Average hourly earnings fell to $24.57, 0.2 percent lower, while a 0.4 percent gain in November was revised down to 0.2 percent.
“The report didn’t give enough reason to add to long dollar positions at these levels,” Vassili Serebriakov, a New York-based foreign-exchange strategist at BNP Paribas SA, said of bets the buck will rise. “It means labor-market slack is being eliminated but wages are moderate, which means they can wait and are in no rush to hike rates.”
While the Fed has urged patience on rate increases, the central bank reiterated that monetary policy depends on data and noted improving labor-market conditions in minutes from its latest meeting published Jan. 7.
The central bank has held rates near zero since 2008 to support the economy. Futures contracts show about 50 percent odds the central bank will raise the target for its benchmark to at least 0.5 percent by September, from 57 percent yesterday.
Hedge funds and other large speculators increased wagers betting on the greenback’s strength versus eight of its major peers to 431,961 in the week through Jan. 6, the most in data going back to 2003, according to the Washington-based Commodity Futures Trading Commission. So-called net longs totaled 404,766 a week earlier.

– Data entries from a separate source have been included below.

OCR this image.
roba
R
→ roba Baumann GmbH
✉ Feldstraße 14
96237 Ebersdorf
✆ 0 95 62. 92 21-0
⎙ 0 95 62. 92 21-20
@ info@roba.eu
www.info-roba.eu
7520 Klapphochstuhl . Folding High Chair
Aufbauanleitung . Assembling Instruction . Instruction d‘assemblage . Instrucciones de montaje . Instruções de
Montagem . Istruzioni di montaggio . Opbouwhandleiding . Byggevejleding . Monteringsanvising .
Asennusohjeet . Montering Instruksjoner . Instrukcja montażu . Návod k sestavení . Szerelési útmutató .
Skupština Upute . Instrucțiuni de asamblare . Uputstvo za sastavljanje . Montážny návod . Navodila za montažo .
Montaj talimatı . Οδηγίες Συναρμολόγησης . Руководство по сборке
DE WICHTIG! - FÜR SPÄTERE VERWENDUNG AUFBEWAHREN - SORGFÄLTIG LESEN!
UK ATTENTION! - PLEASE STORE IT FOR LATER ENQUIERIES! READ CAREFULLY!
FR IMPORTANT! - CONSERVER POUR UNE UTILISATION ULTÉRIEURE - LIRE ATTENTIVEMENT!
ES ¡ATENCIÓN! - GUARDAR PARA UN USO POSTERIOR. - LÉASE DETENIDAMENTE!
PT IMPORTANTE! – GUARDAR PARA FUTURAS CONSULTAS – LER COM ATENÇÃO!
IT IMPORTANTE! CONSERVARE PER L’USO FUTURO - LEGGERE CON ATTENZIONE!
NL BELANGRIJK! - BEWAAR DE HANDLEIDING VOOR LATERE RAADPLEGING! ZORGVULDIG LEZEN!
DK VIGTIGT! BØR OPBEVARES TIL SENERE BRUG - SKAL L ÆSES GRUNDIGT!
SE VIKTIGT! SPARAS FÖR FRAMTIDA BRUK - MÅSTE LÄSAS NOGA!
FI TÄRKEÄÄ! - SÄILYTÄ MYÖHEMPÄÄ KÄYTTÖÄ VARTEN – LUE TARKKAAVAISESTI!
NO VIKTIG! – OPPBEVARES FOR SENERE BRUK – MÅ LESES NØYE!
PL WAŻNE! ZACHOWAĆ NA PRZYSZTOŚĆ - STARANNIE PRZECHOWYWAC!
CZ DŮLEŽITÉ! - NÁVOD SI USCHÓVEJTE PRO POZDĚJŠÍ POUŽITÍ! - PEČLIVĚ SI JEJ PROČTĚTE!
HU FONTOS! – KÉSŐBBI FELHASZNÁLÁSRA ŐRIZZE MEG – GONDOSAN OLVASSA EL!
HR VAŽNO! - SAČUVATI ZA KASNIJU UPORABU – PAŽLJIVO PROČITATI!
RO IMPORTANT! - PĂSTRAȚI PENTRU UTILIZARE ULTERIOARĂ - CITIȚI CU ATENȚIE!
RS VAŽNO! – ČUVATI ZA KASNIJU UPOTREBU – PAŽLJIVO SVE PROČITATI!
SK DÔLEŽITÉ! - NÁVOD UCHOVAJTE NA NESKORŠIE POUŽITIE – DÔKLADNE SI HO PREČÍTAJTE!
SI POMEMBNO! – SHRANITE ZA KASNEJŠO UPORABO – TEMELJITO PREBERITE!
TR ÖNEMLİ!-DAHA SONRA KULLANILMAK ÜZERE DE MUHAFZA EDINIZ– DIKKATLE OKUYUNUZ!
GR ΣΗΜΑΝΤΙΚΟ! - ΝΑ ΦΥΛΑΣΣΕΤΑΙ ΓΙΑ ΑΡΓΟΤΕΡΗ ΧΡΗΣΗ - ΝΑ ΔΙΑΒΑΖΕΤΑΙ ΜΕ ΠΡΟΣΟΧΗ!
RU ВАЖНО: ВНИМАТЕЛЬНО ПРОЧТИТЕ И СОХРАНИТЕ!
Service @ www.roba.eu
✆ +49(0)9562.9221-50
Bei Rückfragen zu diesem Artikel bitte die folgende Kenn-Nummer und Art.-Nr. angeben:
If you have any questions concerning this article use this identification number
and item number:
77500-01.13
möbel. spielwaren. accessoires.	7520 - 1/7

Goldman Sachs Group Inc. brought forward its forecast for the euro to fall to parity with the dollar by a year to 2016, joining a minority of strategists predicting a 15 percent drop in the next two years.
The euro posted a fourth weekly decline, the longest stretch since September, as industrial output declined in German, France and Finland.
This came a day after European Central Bank President Mario Draghi said further stimulus measures may include sovereign-bond purchases. ECB staff presented policy makers with models for buying as much as 500 billion euros ($591 billion) of investment-grade assets, according to a person who attended a meeting of the Governing Council.